The Myth of the Summer Body

      The relaxing bliss of summer is what all crave as the semester begins to come to a close. Overwhelmed with the overload of finishing up finals, projects and presentations, we become exhilarated at the thought of our bare feet touching the sand, feeling the warmth of the sun on our skin and dipping our toes in the refreshing waters of the ocean. There is no question that by this time of year, we long to feel the salty ocean mist that brushed against our skin the summer before.

       Although our summers should be peaceful and relaxing, sometimes they do not always go as planned. We bare our skin to ease our ourselves from the heat, but doing so exposes us in an entirely different way. We display our bodies in a way in which it is easy to be judged by others. It is because of this that our society has created the term “summer body.”
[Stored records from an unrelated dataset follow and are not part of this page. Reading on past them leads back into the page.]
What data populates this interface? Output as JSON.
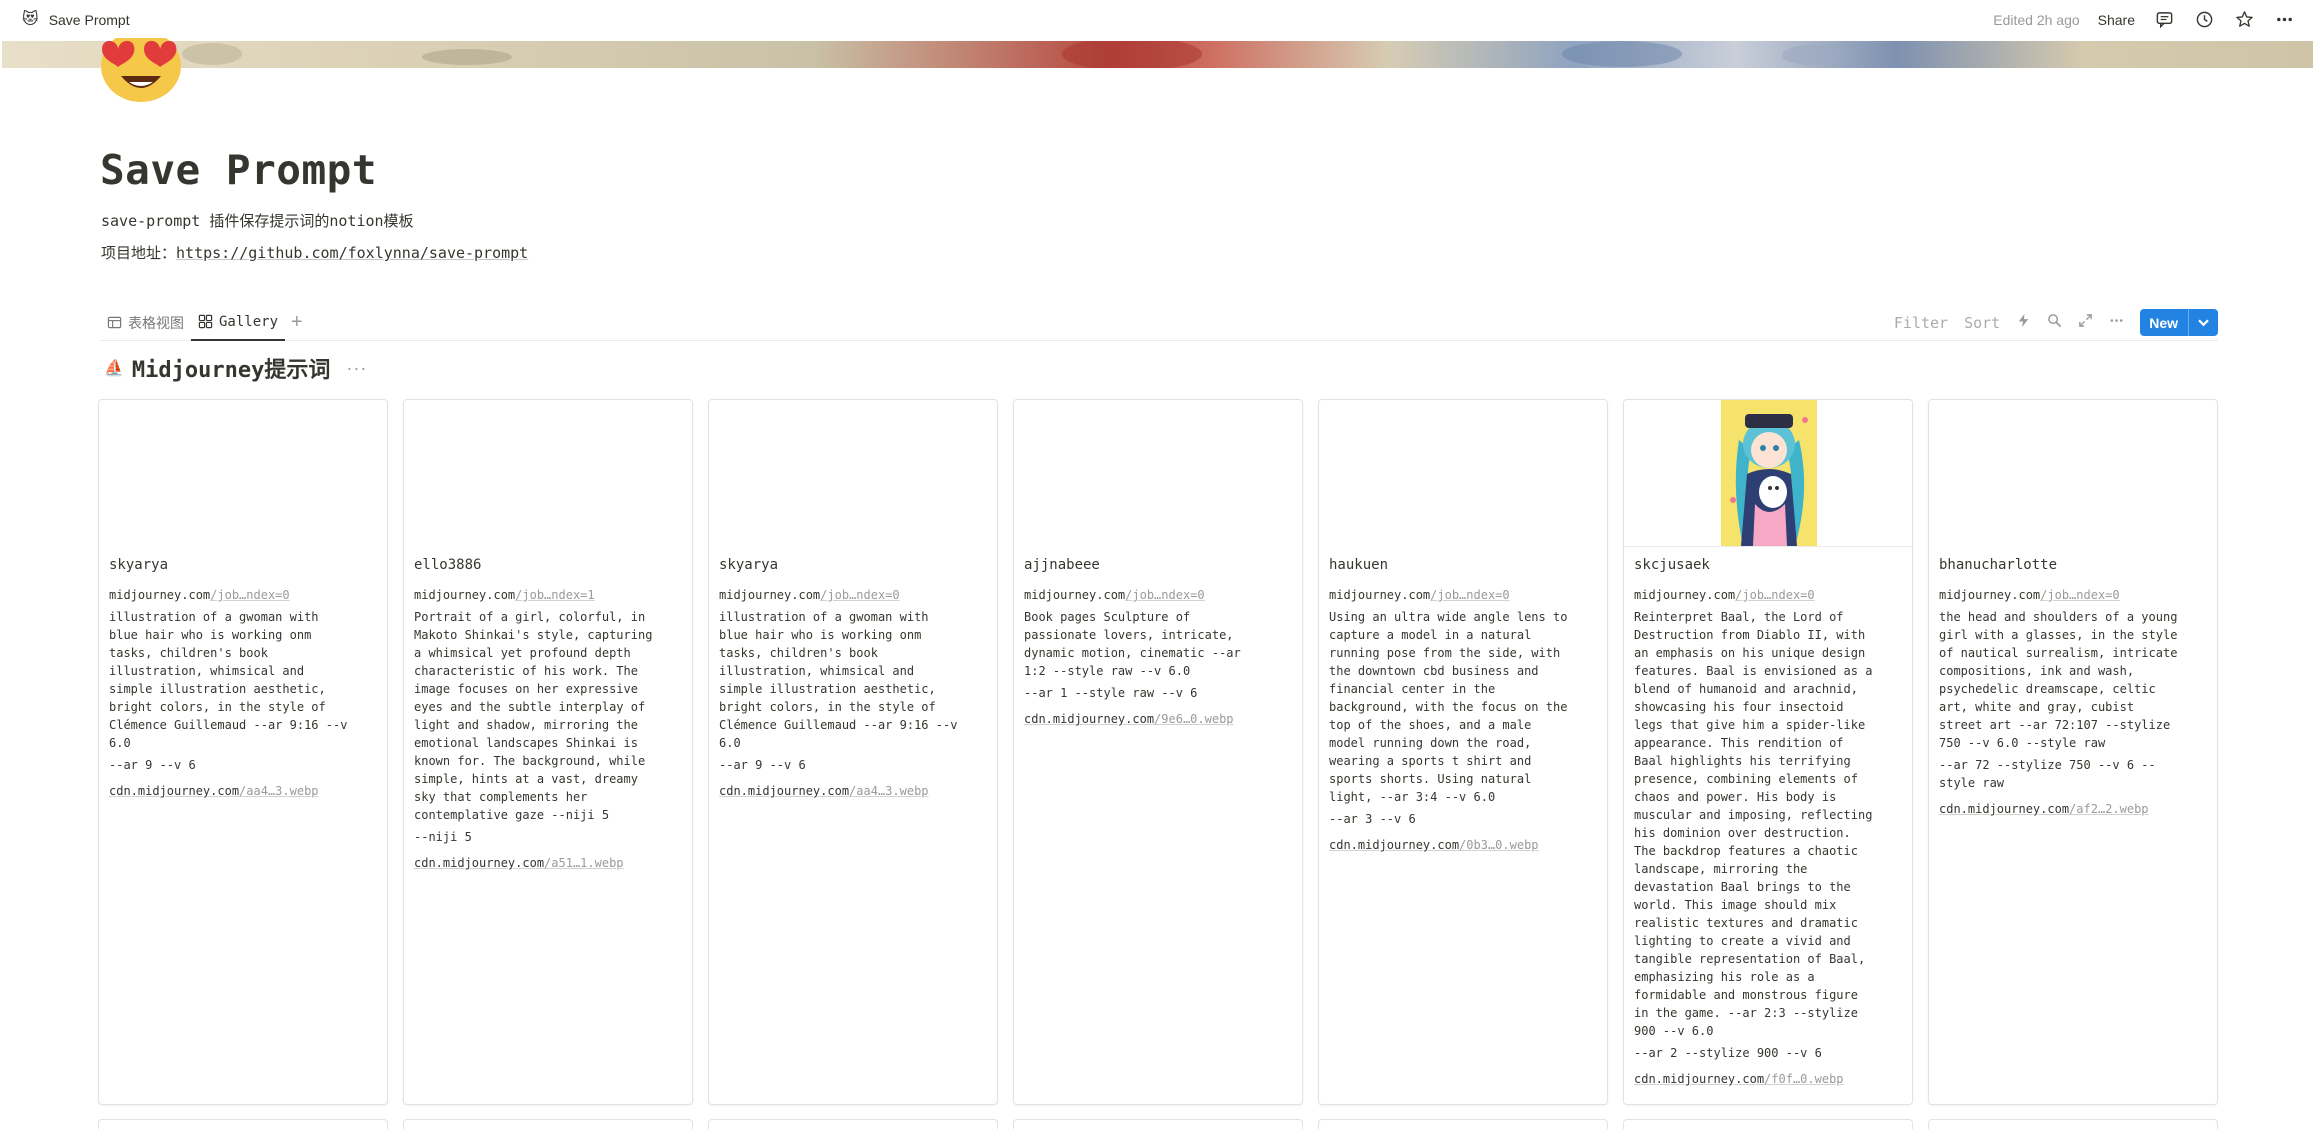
{
  "topbar": {
    "page_emoji": "😻",
    "breadcrumb": "Save Prompt",
    "edited": "Edited 2h ago",
    "share_label": "Share",
    "icons": [
      "comments-icon",
      "history-icon",
      "star-icon",
      "more-icon"
    ]
  },
  "page": {
    "icon_name": "heart-eyes-cat-icon",
    "title": "Save Prompt",
    "description": "save-prompt 插件保存提示词的notion模板",
    "project_label": "项目地址：",
    "project_url": "https://github.com/foxlynna/save-prompt"
  },
  "views": {
    "tabs": [
      {
        "label": "表格视图",
        "icon": "table-icon",
        "active": false
      },
      {
        "label": "Gallery",
        "icon": "gallery-icon",
        "active": true
      }
    ],
    "add_label": "+",
    "filter_label": "Filter",
    "sort_label": "Sort",
    "new_label": "New",
    "tool_icons": [
      "lightning-icon",
      "search-icon",
      "expand-icon",
      "more-icon"
    ]
  },
  "group": {
    "emoji": "⛵",
    "title": "Midjourney提示词",
    "more": "···"
  },
  "cards": [
    {
      "name": "skyarya",
      "link_domain": "midjourney.com",
      "link_path": "/job…ndex=0",
      "prompt": "illustration of a gwoman with\nblue hair who is working onm\ntasks, children's book\nillustration, whimsical and\nsimple illustration aesthetic,\nbright colors, in the style of\nClémence Guillemaud --ar 9:16 --v\n6.0",
      "params": "--ar 9 --v 6",
      "cdn_domain": "cdn.midjourney.com",
      "cdn_path": "/aa4…3.webp",
      "has_image": false
    },
    {
      "name": "ello3886",
      "link_domain": "midjourney.com",
      "link_path": "/job…ndex=1",
      "prompt": "Portrait of a girl, colorful, in\nMakoto Shinkai's style, capturing\na whimsical yet profound depth\ncharacteristic of his work. The\nimage focuses on her expressive\neyes and the subtle interplay of\nlight and shadow, mirroring the\nemotional landscapes Shinkai is\nknown for. The background, while\nsimple, hints at a vast, dreamy\nsky that complements her\ncontemplative gaze --niji 5",
      "params": "--niji 5",
      "cdn_domain": "cdn.midjourney.com",
      "cdn_path": "/a51…1.webp",
      "has_image": false
    },
    {
      "name": "skyarya",
      "link_domain": "midjourney.com",
      "link_path": "/job…ndex=0",
      "prompt": "illustration of a gwoman with\nblue hair who is working onm\ntasks, children's book\nillustration, whimsical and\nsimple illustration aesthetic,\nbright colors, in the style of\nClémence Guillemaud --ar 9:16 --v\n6.0",
      "params": "--ar 9 --v 6",
      "cdn_domain": "cdn.midjourney.com",
      "cdn_path": "/aa4…3.webp",
      "has_image": false
    },
    {
      "name": "ajjnabeee",
      "link_domain": "midjourney.com",
      "link_path": "/job…ndex=0",
      "prompt": "Book pages Sculpture of\npassionate lovers, intricate,\ndynamic motion, cinematic --ar\n1:2 --style raw --v 6.0",
      "params": "--ar 1 --style raw --v 6",
      "cdn_domain": "cdn.midjourney.com",
      "cdn_path": "/9e6…0.webp",
      "has_image": false
    },
    {
      "name": "haukuen",
      "link_domain": "midjourney.com",
      "link_path": "/job…ndex=0",
      "prompt": "Using an ultra wide angle lens to\ncapture a model in a natural\nrunning pose from the side, with\nthe downtown cbd business and\nfinancial center in the\nbackground, with the focus on the\ntop of the shoes, and a male\nmodel running down the road,\nwearing a sports t shirt and\nsports shorts. Using natural\nlight, --ar 3:4 --v 6.0",
      "params": "--ar 3 --v 6",
      "cdn_domain": "cdn.midjourney.com",
      "cdn_path": "/0b3…0.webp",
      "has_image": false
    },
    {
      "name": "skcjusaek",
      "link_domain": "midjourney.com",
      "link_path": "/job…ndex=0",
      "prompt": "Reinterpret Baal, the Lord of\nDestruction from Diablo II, with\nan emphasis on his unique design\nfeatures. Baal is envisioned as a\nblend of humanoid and arachnid,\nshowcasing his four insectoid\nlegs that give him a spider-like\nappearance. This rendition of\nBaal highlights his terrifying\npresence, combining elements of\nchaos and power. His body is\nmuscular and imposing, reflecting\nhis dominion over destruction.\nThe backdrop features a chaotic\nlandscape, mirroring the\ndevastation Baal brings to the\nworld. This image should mix\nrealistic textures and dramatic\nlighting to create a vivid and\ntangible representation of Baal,\nemphasizing his role as a\nformidable and monstrous figure\nin the game. --ar 2:3 --stylize\n900 --v 6.0",
      "params": "--ar 2 --stylize 900 --v 6",
      "cdn_domain": "cdn.midjourney.com",
      "cdn_path": "/f0f…0.webp",
      "has_image": true
    },
    {
      "name": "bhanucharlotte",
      "link_domain": "midjourney.com",
      "link_path": "/job…ndex=0",
      "prompt": "the head and shoulders of a young\ngirl with a glasses, in the style\nof nautical surrealism, intricate\ncompositions, ink and wash,\npsychedelic dreamscape, celtic\nart, white and gray, cubist\nstreet art --ar 72:107 --stylize\n750 --v 6.0 --style raw",
      "params": "--ar 72 --stylize 750 --v 6 --\nstyle raw",
      "cdn_domain": "cdn.midjourney.com",
      "cdn_path": "/af2…2.webp",
      "has_image": false
    }
  ]
}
      While there is nothing wrong with creating and working for a body that you feel confident in, it can cause an overload not only on your body but on your mind and spirit. As humans, we can get caught up so easily in situations which we think are of great importance, but in reality, they are very insignificant. What’s worse is that we let these ideals weigh us down. Society creates this image of what we must look like, and we strive to achieve it, not because it may be what we personally want for ourselves but because we internally have a need to fit in.

      Are society’s standards really the true representation of America though? A new study from the International Journal of Fashion Design, Technology and Education revealed that the average size of a woman in America is a size 16-18, which vastly contrasts with the size of the average model in America, which is a size zero to double zero. Women are not the only ones being misrepresented, though, as the average American man is a size 44 versus the size 40 of most male models. In addition, 45 percent of men report dissatisfaction with their physiques. It is crucial that we all remember that there is no one, set healthy weight. No two bodies were created to look exactly alike. My question is: why should we all strive to achieve some unrealistic image perpetuated by the media when a lot of people will fall above or below these ideal weights and still be perfectly healthy?

      We all need to remember that we are more than just a number on the scale, and we can enjoy our summer experiences without being consumed with concern for what we look like. We need to remember that we are all different and that this diversity can also been seen in our bodies. We need to remember that the media gives unrealistic images and that we do not need affirmation from the media. We only need affirmation from the most important person in our lives: ourselves.